Il patimento di un uomo
Un viaggio profondo, da affrontare con una buona dose di empatia e senza rigore, accantonando almeno per una volta le aspettative: niente urlo, di conseguenza meno pittura e meno colore di ciò che ci aspettavamo di trovare. Più dolore. È come se Munch avesse scritto un manifesto esistenziale da lasciare ai posteri, pura testimonianza introspettiva che comincia con una nascita che è anche morte: "Abbiamo sofferto la morte durante la nascita. Siamo lasciati con la più strana delle esperienze: la vera nascita, che è chiamata morte. Per cosa siamo nati?".



Naturalismo ed impressionismo
Nelle prime due sezioni incontriamo le opere più facilmente collocabili entro i sicuri territori del naturalismo e dell'impressionismo - nonostante non ne siano diretta derivazione culturale - ma quando entriamo nella terza sezione tutto è trasformato. A predominare sono rosso e nero, il solco lasciato dal segno grafico delle incisioni sembra voler ferire ancora una volta l'animo di chi l'ha tracciato e di chi ne osserva l'andamento, ci ritroviamo circondati da donne-vampiro e Madri-Madonne protagoniste assolute, insieme alla gelosia e all'alienazione, soggetti di una ricerca claustrofobica che non punta a capire la vita ma le sue forze organizzatrici e tiranne.

Una rappresentazione interiore
Inusuale è il rapporto di Munch con la Natura, intesa come mezzo e non come fine, partendo dal presupposto che l'Arte non è natura, e possiamo cambiarla a seconda del nostro bisogno profondo per poi rappresentarla; così, allo stesso modo, un ritratto non deve assomigliare al modello ma essere il più possibile figlio della ricerca interiore, quella che fa dell'animo umano il vero soggetto del quadro. Anche in un ritratto all'apparenza "accademico" come quello di Inger Barth il colore cola letteralmente sulle mani, sporcando di significati altri ciò che a prima vista sembra così normale.



Le eterne ferite
Volendo, possiamo prenderci un po' di respiro – ma solo se guardiamo superficialmente e con occhi ignari - nella sala della produzione scaturita dall'inverno del 1904 passato a Lubecca, quando Munch era ospite della famiglia del dottor Max Linde. Qui Munch sperimenta non tanto una nuova tecnica, quanto piuttosto una nuova condizione di familiarità, immortalata nei ritratti e negli scorci ripresi dal giardino.

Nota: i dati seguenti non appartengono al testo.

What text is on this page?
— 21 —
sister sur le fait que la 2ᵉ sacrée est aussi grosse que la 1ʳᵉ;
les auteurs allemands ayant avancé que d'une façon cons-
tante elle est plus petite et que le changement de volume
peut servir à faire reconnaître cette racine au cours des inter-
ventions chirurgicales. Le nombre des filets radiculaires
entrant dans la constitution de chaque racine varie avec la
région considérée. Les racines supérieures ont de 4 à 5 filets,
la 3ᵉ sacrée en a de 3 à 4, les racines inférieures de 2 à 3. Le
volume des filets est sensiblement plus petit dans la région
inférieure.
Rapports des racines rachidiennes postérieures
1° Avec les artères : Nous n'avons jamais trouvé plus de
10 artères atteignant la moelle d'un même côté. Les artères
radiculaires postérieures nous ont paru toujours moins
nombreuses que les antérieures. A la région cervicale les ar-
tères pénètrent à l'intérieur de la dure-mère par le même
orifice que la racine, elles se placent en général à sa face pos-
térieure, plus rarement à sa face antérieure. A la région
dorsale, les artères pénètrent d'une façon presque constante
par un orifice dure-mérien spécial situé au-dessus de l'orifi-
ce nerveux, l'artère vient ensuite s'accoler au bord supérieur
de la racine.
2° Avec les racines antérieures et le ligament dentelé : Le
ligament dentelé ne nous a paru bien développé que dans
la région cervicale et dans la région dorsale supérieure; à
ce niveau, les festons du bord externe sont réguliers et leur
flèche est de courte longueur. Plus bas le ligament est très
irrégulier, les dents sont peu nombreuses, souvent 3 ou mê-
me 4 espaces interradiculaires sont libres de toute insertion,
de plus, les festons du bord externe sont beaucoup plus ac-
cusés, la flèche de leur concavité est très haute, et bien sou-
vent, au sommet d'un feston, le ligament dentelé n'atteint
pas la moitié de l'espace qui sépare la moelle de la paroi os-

Attenzione, però, la tregua dura ben poco: proseguendo, le opere della quasi cecità ci riportano al suo mondo interiore, allo sfogo continuo perpetrato nel colore inquieto e potente o nella rappresentazione persecutrice dell'universo femminile, reso mesto come quello familiare o invadente come quello delle amanti e delle fidanzate che non ha mai voluto sposare. A loro ha preferito l'eterna unione con la Natura, cercata anche nella estrema pratica di lasciare se stesso e i suoi dipinti alla cura delle intemperie, proprio come ha fatto nell'atelier di Ekely, che al posto del tetto aveva il cielo.

L'azzardo Munch-Warhol
Con l'ultima sezione la tenaglia che fino ad ora ci ha serrato stomaco e mandibola si allenta: Warhol interpreta Munch, seriale come lo era stato il suo predecessore, prepotentemente cromatico come molti suoi capolavori, differente per intenti ma tanto simile per la forza dell'iconicità che trasmette. La mostra è visitabile a Palazzo Ducale fino al 27 aprile 2014.